6. For a discussion of the continued influence of the Romantic idea of authorship on the legal interpretation of copyright, see Peter Jaszi. Looking at cases in United States legislation, Jaszi cites this idea as the most serious impediment to fair use analysis in which “originality” and “style” have been cited as reasons for limiting use (see 50–51; see note 71).
7. For accounts of the action taken against Wigle and Northern Journey, see Cooke (216–218) and Rosenberg (157).

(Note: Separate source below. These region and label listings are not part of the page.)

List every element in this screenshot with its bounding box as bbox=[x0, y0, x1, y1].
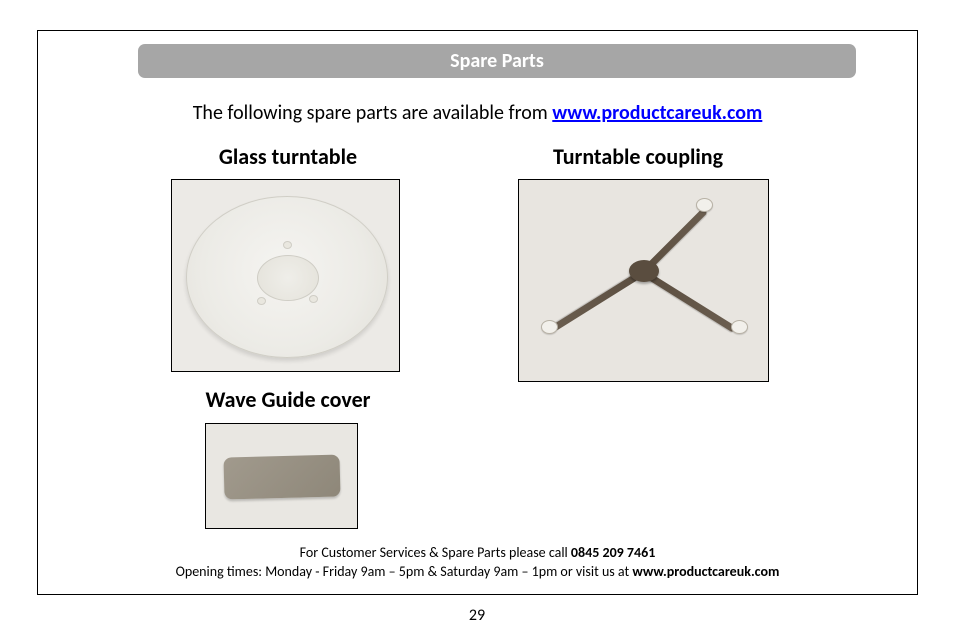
image-wave-guide-cover bbox=[205, 423, 358, 529]
section-banner: Spare Parts bbox=[138, 44, 856, 78]
glass-plate-icon bbox=[186, 196, 388, 358]
wave-guide-plate-icon bbox=[223, 454, 340, 499]
heading-turntable-coupling: Turntable coupling bbox=[508, 143, 768, 170]
footer-phone: 0845 209 7461 bbox=[571, 544, 655, 561]
page-number: 29 bbox=[0, 606, 954, 625]
footer-line1-text: For Customer Services & Spare Parts plea… bbox=[300, 544, 571, 561]
footer-site: www.productcareuk.com bbox=[632, 563, 779, 580]
intro-text: The following spare parts are available … bbox=[193, 101, 553, 125]
footer-line-2: Opening times: Monday - Friday 9am – 5pm… bbox=[38, 563, 917, 582]
image-glass-turntable bbox=[171, 179, 400, 372]
image-turntable-coupling bbox=[518, 179, 769, 382]
footer-block: For Customer Services & Spare Parts plea… bbox=[38, 544, 917, 582]
heading-glass-turntable: Glass turntable bbox=[158, 143, 418, 170]
footer-line2-text: Opening times: Monday - Friday 9am – 5pm… bbox=[176, 563, 633, 580]
banner-title: Spare Parts bbox=[450, 49, 544, 73]
heading-wave-guide-cover: Wave Guide cover bbox=[158, 386, 418, 413]
intro-line: The following spare parts are available … bbox=[38, 101, 917, 125]
intro-link[interactable]: www.productcareuk.com bbox=[552, 101, 762, 125]
page-frame: Spare Parts The following spare parts ar… bbox=[37, 30, 918, 595]
footer-line-1: For Customer Services & Spare Parts plea… bbox=[38, 544, 917, 563]
tripod-hub-icon bbox=[629, 260, 659, 282]
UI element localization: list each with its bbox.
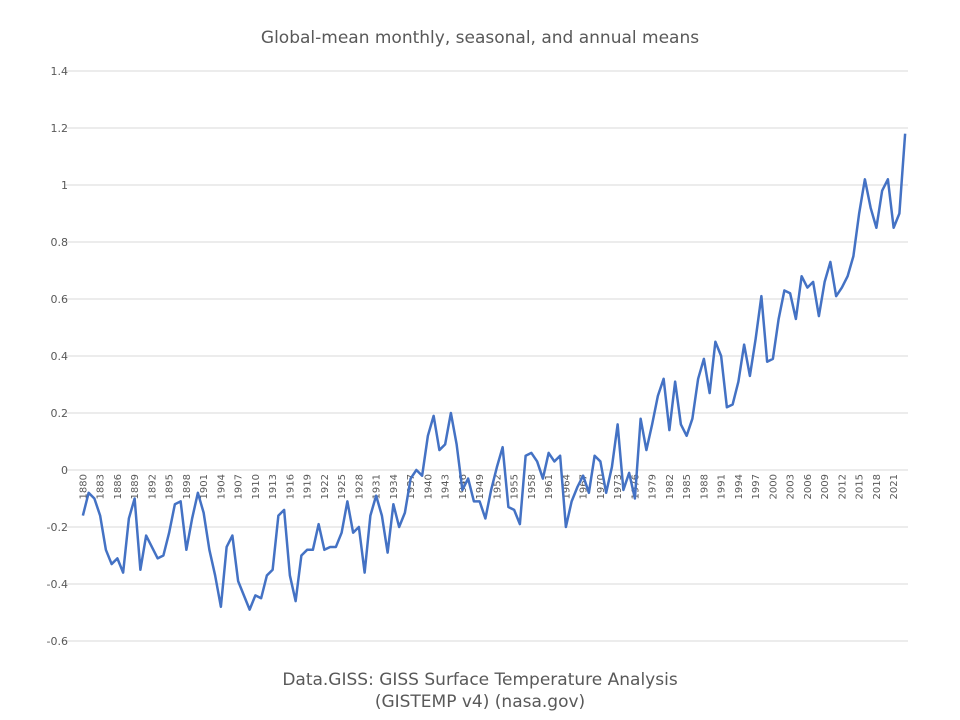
chart-source: Data.GISS: GISS Surface Temperature Anal…: [0, 669, 960, 713]
x-tick-label: 1961: [544, 474, 555, 499]
x-tick-label: 1922: [320, 474, 331, 499]
x-tick-label: 1952: [492, 474, 503, 499]
x-tick-label: 1910: [251, 474, 262, 499]
x-tick-label: 2000: [768, 474, 779, 499]
x-tick-label: 1886: [113, 474, 124, 499]
x-tick-label: 1919: [303, 474, 314, 499]
x-tick-label: 2021: [889, 474, 900, 499]
x-tick-label: 1991: [717, 474, 728, 499]
x-tick-label: 1898: [182, 474, 193, 499]
x-tick-label: 1964: [561, 474, 572, 499]
x-tick-label: 1958: [527, 474, 538, 499]
y-tick-label: 1: [61, 179, 68, 192]
x-tick-label: 1988: [699, 474, 710, 499]
series-line: [81, 133, 907, 611]
x-tick-label: 1955: [510, 474, 521, 499]
x-tick-label: 2003: [786, 474, 797, 499]
x-tick-label: 2006: [803, 474, 814, 499]
chart-title: Global-mean monthly, seasonal, and annua…: [260, 28, 700, 48]
x-tick-label: 1904: [216, 474, 227, 499]
x-tick-label: 1889: [130, 474, 141, 499]
y-tick-label: -0.4: [47, 578, 68, 591]
x-tick-label: 1994: [734, 474, 745, 499]
source-line-1: Data.GISS: GISS Surface Temperature Anal…: [282, 670, 678, 690]
x-tick-label: 1973: [613, 474, 624, 499]
y-tick-label: 0.8: [51, 236, 69, 249]
x-tick-label: 1940: [423, 474, 434, 499]
x-tick-label: 1970: [596, 474, 607, 499]
x-tick-label: 1901: [199, 474, 210, 499]
x-tick-label: 1949: [475, 474, 486, 499]
x-tick-label: 1967: [579, 474, 590, 499]
y-tick-label: 0.6: [51, 293, 69, 306]
x-tick-label: 1895: [165, 474, 176, 499]
x-tick-label: 1985: [682, 474, 693, 499]
x-tick-label: 1916: [285, 474, 296, 499]
x-tick-label: 1880: [78, 474, 89, 499]
x-tick-label: 1883: [96, 474, 107, 499]
x-tick-label: 1937: [406, 474, 417, 499]
x-tick-label: 1892: [147, 474, 158, 499]
y-tick-label: 0.4: [51, 350, 69, 363]
x-tick-label: 2015: [855, 474, 866, 499]
y-tick-label: -0.2: [47, 521, 68, 534]
y-tick-label: 1.2: [51, 122, 69, 135]
x-tick-label: 1943: [441, 474, 452, 499]
x-tick-label: 1997: [751, 474, 762, 499]
x-tick-label: 1907: [234, 474, 245, 499]
x-tick-label: 2009: [820, 474, 831, 499]
x-tick-label: 1982: [665, 474, 676, 499]
x-tick-label: 2012: [837, 474, 848, 499]
x-tick-label: 2018: [872, 474, 883, 499]
x-tick-label: 1934: [389, 474, 400, 499]
x-tick-label: 1931: [372, 474, 383, 499]
y-tick-label: 0.2: [51, 407, 69, 420]
x-tick-label: 1979: [648, 474, 659, 499]
y-tick-label: 1.4: [51, 65, 69, 78]
y-tick-label: -0.6: [47, 635, 68, 648]
source-line-2: (GISTEMP v4) (nasa.gov): [374, 692, 586, 712]
y-tick-label: 0: [61, 464, 68, 477]
x-tick-label: 1925: [337, 474, 348, 499]
x-tick-label: 1913: [268, 474, 279, 499]
x-tick-label: 1928: [354, 474, 365, 499]
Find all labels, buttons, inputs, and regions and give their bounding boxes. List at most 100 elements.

8. Other professional groups who submitted briefs arguing on behalf of the public included the following: the Association of Universities and Colleges of Canada, the CAUT, the Association of Canadian Community Colleges, the Canadian Teachers’ Federation, the CHA; the Canadian Association of Research Libraries, the Association of Canadian Archivists, l’Association des archivistes de Québec, among others.
9. Four publishing companies, CCH Canadian Ltd., Thomson Canada Ltd., Thomson Professional Publishing, and Canada Law Book Inc., had complained that the Law Society of Upper Canada’s (LSUC) custom copyright service under its “Access to the Law Policy” constituted an infringement of copyright. At issue was the applicability of copyright to the contents of the publications which included legal material in the public domain but also the case summaries, headnotes, indices, and compilations of legal decisions provided by the publisher. In CCH Canadian Ltd v Law Society of Upper Canada, the chief justice agreed that these contents were original works protected by copyright but concluded that the LSUC had not infringed upon copyright because it had provided photocopies exclusively for the purpose of research. The Court also denied the cross-appeal of the plaintiffs by concluding that, because fax transmissions are not a form of communication with the public, the LSUC had not sold the publishers’ works by providing faxed copies.